Сказать по правде, она уже и не надеялась. Пату хватило способностей, чтобы закончить последний школьный год, ни разу не сделав домашнего задания. Инстинктивным умением привлекать людей на свою сторону он ей напоминал отца. И весь этот непосильный груз талантов и возможностей он растрачивает по молодежным барам — ну и пусть, ей уже все равно. Лишь бы только в беду не попал.
— Если бы ты хоть чуть-чуть постарался, мог бы все сдать на отлично даже во сне!
Эйлин, скрестив лодыжки, вертела в руках пачку сигарет и еле удерживалась, чтобы не отогнать плывущее к ней облако дыма.
— Не могу я все время учиться. Я неусидчивый.
— Я за тебя заполню все анкеты...
— Мне двигаться нужно. В помещении я зверею.
Он ткнул в пепельницу окурок и закинул руки за голову.
— Во Вьетнаме подвигаешься, — сказала Эйлин с горечью. — Пока в землю не закопают.
В феврале шестьдесят четвертого ему исполнилось восемнадцать. Эйлин его тормошила, чтобы женился на своей девушке, а он ни в какую. В июне, окончив школу, он получил повестку с вызовом на медосмотр.
4
Тонкинская резолюция — резолюция конгресса США, принятая в 1964 г. и ставшая правовой основой для эскалации участия США во Вьетнамской войне.
Быть может, привыкнув побеждать в кулачных драках, он думал, что все несчастья будут от него разбегаться сами. Его отправили на остров Пэррис, проходить курс молодого бойца, затем он прошел спецподготовку по борьбе с танками и был приписан к базе морской пехоты Кэмп-Леджен, в Северной Каролине. Там и оставался до июня шестьдесят пятого, а с началом наземной войны в Южном Вьетнаме записался добровольцем.

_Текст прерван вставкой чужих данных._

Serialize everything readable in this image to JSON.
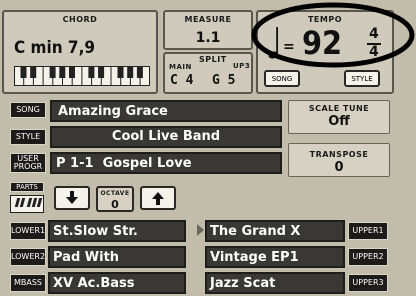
{
  "chord": {
    "caption": "CHORD",
    "value": "C min 7,9"
  },
  "measure": {
    "caption": "MEASURE",
    "value": "1.1"
  },
  "split": {
    "main_caption": "MAIN",
    "split_caption": "SPLIT",
    "up3_caption": "UP3",
    "main_value": "C 4",
    "up3_value": "G 5"
  },
  "tempo": {
    "caption": "TEMPO",
    "eq": "=",
    "value": "92",
    "sig_top": "4",
    "sig_bottom": "4",
    "song_btn": "SONG",
    "style_btn": "STYLE"
  },
  "song": {
    "tag": "SONG",
    "value": "Amazing Grace"
  },
  "style": {
    "tag": "STYLE",
    "value": "Cool Live Band"
  },
  "user_program": {
    "tag_line1": "USER",
    "tag_line2": "PROGR",
    "value": "P 1-1  Gospel Love"
  },
  "scale_tune": {
    "caption_line1": "SCALE TUNE",
    "value": "Off"
  },
  "transpose": {
    "caption": "TRANSPOSE",
    "value": "0"
  },
  "parts": {
    "caption": "PARTS",
    "octave_caption": "OCTAVE",
    "octave_value": "0"
  },
  "left_parts": [
    {
      "tag": "LOWER1",
      "value": "St.Slow Str."
    },
    {
      "tag": "LOWER2",
      "value": "Pad With"
    },
    {
      "tag": "MBASS",
      "value": "XV Ac.Bass"
    }
  ],
  "right_parts": [
    {
      "tag": "UPPER1",
      "value": "The Grand X"
    },
    {
      "tag": "UPPER2",
      "value": "Vintage EP1"
    },
    {
      "tag": "UPPER3",
      "value": "Jazz Scat"
    }
  ],
  "colors": {
    "background": "#c2bcab",
    "lcd": "#cfcabb",
    "dark_field": "#3a3835"
  }
}
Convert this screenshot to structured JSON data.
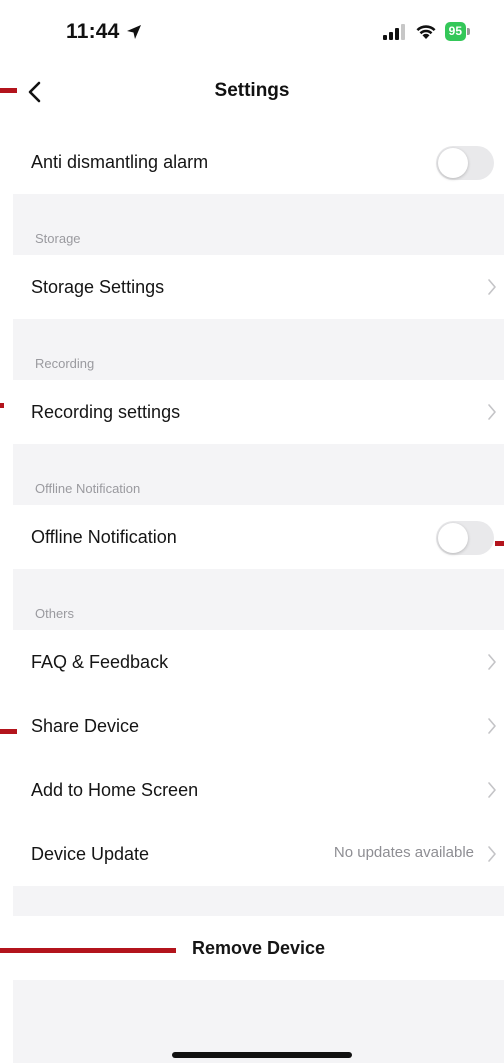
{
  "status_bar": {
    "time": "11:44",
    "location_icon": "location-arrow-icon",
    "signal_icon": "cellular-signal-icon",
    "wifi_icon": "wifi-icon",
    "battery_level": "95"
  },
  "nav": {
    "title": "Settings",
    "back_icon": "chevron-left-icon"
  },
  "rows": {
    "anti_dismantling": {
      "label": "Anti dismantling alarm",
      "toggle_on": false
    },
    "storage_settings": {
      "label": "Storage Settings"
    },
    "recording_settings": {
      "label": "Recording settings"
    },
    "offline_notification": {
      "label": "Offline Notification",
      "toggle_on": false
    },
    "faq": {
      "label": "FAQ & Feedback"
    },
    "share_device": {
      "label": "Share Device"
    },
    "add_home_screen": {
      "label": "Add to Home Screen"
    },
    "device_update": {
      "label": "Device Update",
      "value": "No updates available"
    }
  },
  "sections": {
    "storage": "Storage",
    "recording": "Recording",
    "offline": "Offline Notification",
    "others": "Others"
  },
  "remove": {
    "label": "Remove Device"
  },
  "colors": {
    "accent_marker": "#b3141c",
    "toggle_off": "#e9e9eb",
    "section_bg": "#f4f4f6",
    "battery": "#34c759"
  }
}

Пат позвонил перед самым отъездом. Эйлин, разговаривая с ним, никак не могла представить его себе коротко остриженным, в стандартной одежде, которую носят, кажется, все военные, — рубашка поло и диагоналевые брюки, как будто в одном магазине покупают. Она мысленно видела его в форменном пиджаке школы Святого Себастьяна — на пять классов младше ее самой, он стоит и нетерпеливо переминается с ноги на ногу, пока Эйлин завязывает ему галстук. Пат был ей вместо родного брата.
— Смотри живым возвращайся! — сказала она.

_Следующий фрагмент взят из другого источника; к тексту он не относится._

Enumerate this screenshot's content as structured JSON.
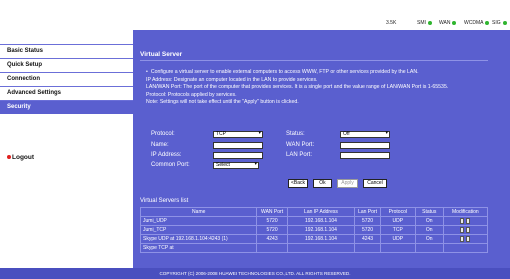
{
  "status_bar": {
    "signal": "3.5K",
    "sms": "SMI",
    "wan": "WAN",
    "wcdma": "WCDMA",
    "sig": "SIG"
  },
  "sidebar": {
    "items": [
      {
        "label": "Basic Status"
      },
      {
        "label": "Quick Setup"
      },
      {
        "label": "Connection"
      },
      {
        "label": "Advanced Settings"
      },
      {
        "label": "Security"
      }
    ],
    "logout": "Logout"
  },
  "main": {
    "title": "Virtual Server",
    "description": [
      "Configure a virtual server to enable external computers to access WWW, FTP or other services provided by the LAN.",
      "IP Address: Designate an computer located in the LAN to provide services.",
      "LAN/WAN Port: The port of the computer that provides services. It is a single port and the value range of LAN/WAN Port is 1-65535.",
      "Protocol: Protocols applied by services.",
      "Note: Settings will not take effect until the \"Apply\" button is clicked."
    ],
    "form": {
      "protocol_label": "Protocol:",
      "protocol_value": "TCP",
      "status_label": "Status:",
      "status_value": "Off",
      "name_label": "Name:",
      "wan_port_label": "WAN Port:",
      "ip_label": "IP Address:",
      "lan_port_label": "LAN Port:",
      "common_port_label": "Common Port:",
      "common_port_value": "Select"
    },
    "buttons": {
      "back": "<Back",
      "ok": "Ok",
      "apply": "Apply",
      "cancel": "Cancel"
    },
    "list": {
      "title": "Virtual Servers list",
      "headers": {
        "name": "Name",
        "wan_port": "WAN Port",
        "lan_ip": "Lan IP Address",
        "lan_port": "Lan Port",
        "protocol": "Protocol",
        "status": "Status",
        "modification": "Modification"
      },
      "rows": [
        {
          "name": "Jumi_UDP",
          "wan_port": "5720",
          "lan_ip": "192.168.1.104",
          "lan_port": "5720",
          "protocol": "UDP",
          "status": "On"
        },
        {
          "name": "Jumi_TCP",
          "wan_port": "5720",
          "lan_ip": "192.168.1.104",
          "lan_port": "5720",
          "protocol": "TCP",
          "status": "On"
        },
        {
          "name": "Skype UDP at 192.168.1.104:4243 (1)",
          "wan_port": "4243",
          "lan_ip": "192.168.1.104",
          "lan_port": "4243",
          "protocol": "UDP",
          "status": "On"
        },
        {
          "name": "Skype TCP at",
          "wan_port": "",
          "lan_ip": "",
          "lan_port": "",
          "protocol": "",
          "status": ""
        }
      ]
    }
  },
  "footer": {
    "copyright": "COPYRIGHT (C) 2006-2008 HUAWEI TECHNOLOGIES CO.,LTD. ALL RIGHTS RESERVED."
  }
}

— У нас тут есть напуганные — могу позвать к телефону, их подбадривай. А я — Пат, забыла? Пат Тумулти, не кто-нибудь. До скорого!
— Пока.
— Скажи отцу — я его не опозорю.
Отец Эйлин до такой степени забил племяннику голову патриотическими лозунгами, что Пат воображал, будто ему предстоит увлекательное и героическое приключение.

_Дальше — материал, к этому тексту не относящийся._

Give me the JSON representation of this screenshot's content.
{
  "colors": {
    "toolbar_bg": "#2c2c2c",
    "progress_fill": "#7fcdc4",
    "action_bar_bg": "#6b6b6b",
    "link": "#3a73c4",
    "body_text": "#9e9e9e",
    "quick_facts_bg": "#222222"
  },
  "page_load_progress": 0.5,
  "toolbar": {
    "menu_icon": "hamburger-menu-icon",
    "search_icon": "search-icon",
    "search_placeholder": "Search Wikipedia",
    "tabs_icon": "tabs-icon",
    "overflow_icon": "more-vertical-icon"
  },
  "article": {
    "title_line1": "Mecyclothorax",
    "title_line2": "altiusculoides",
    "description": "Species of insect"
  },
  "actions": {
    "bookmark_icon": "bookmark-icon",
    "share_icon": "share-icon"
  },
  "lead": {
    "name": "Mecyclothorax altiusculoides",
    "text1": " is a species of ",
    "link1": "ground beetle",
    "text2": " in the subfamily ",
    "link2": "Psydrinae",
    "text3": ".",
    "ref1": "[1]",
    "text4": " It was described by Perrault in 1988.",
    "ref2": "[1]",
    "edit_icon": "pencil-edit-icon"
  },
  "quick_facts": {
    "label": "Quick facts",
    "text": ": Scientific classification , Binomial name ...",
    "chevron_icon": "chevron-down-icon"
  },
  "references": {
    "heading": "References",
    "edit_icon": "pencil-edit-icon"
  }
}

— Не вздумай там выпендриваться, чтобы его поразить! Он ни за что не скажет, а на самом деле ужасно боится, как бы с тобой чего не случилось.
— Это он тебе сам говорил?
— Что тут говорить, когда и так ясно? Лишь бы ты вернулся целым и невредимым, больше ему ничего не нужно. Ты навоображал о нем невесть что, а самого человека и не видишь.
— Он бы сам поехал добровольцем, только по возрасту не проходит.
— Даже если и так, это ничего не значит. Единственное, что его пугает, — это нормальная жизнь. А ты лучше возьми и меня удиви — возвращайся и заживи нормальной жизнью. Нечего ради него из кожи лезть.
Она буквально услышала, как Пат расправил плечи.
— Скажи ему, что он сможет мной гордиться!
Эйлин вздохнула:
— Сам скажи. Он будет там же, где ты с ним прощался, — в своем чертовом кресле. Он же у нас никуда не ходит. К нему все приходят.
— И скажу!
— До свиданья, Пат! — сказала Эйлин и потом еще повторила про себя: «До свиданья» — не дай бог, окажется «прощай».
Она дождалась, чтобы он первым повесил трубку.
7
Скорей бы настал тот день, мечтала Эйлин, когда она выйдет замуж и сменит фамилию. Тумулти — слишком уж по-ирландски. Торфяные болота, бунтовщические песни, и кипенье в крови, и давнее поражение — настолько давнее, что напоминает о себе шумным весельем в самое неподходящее время.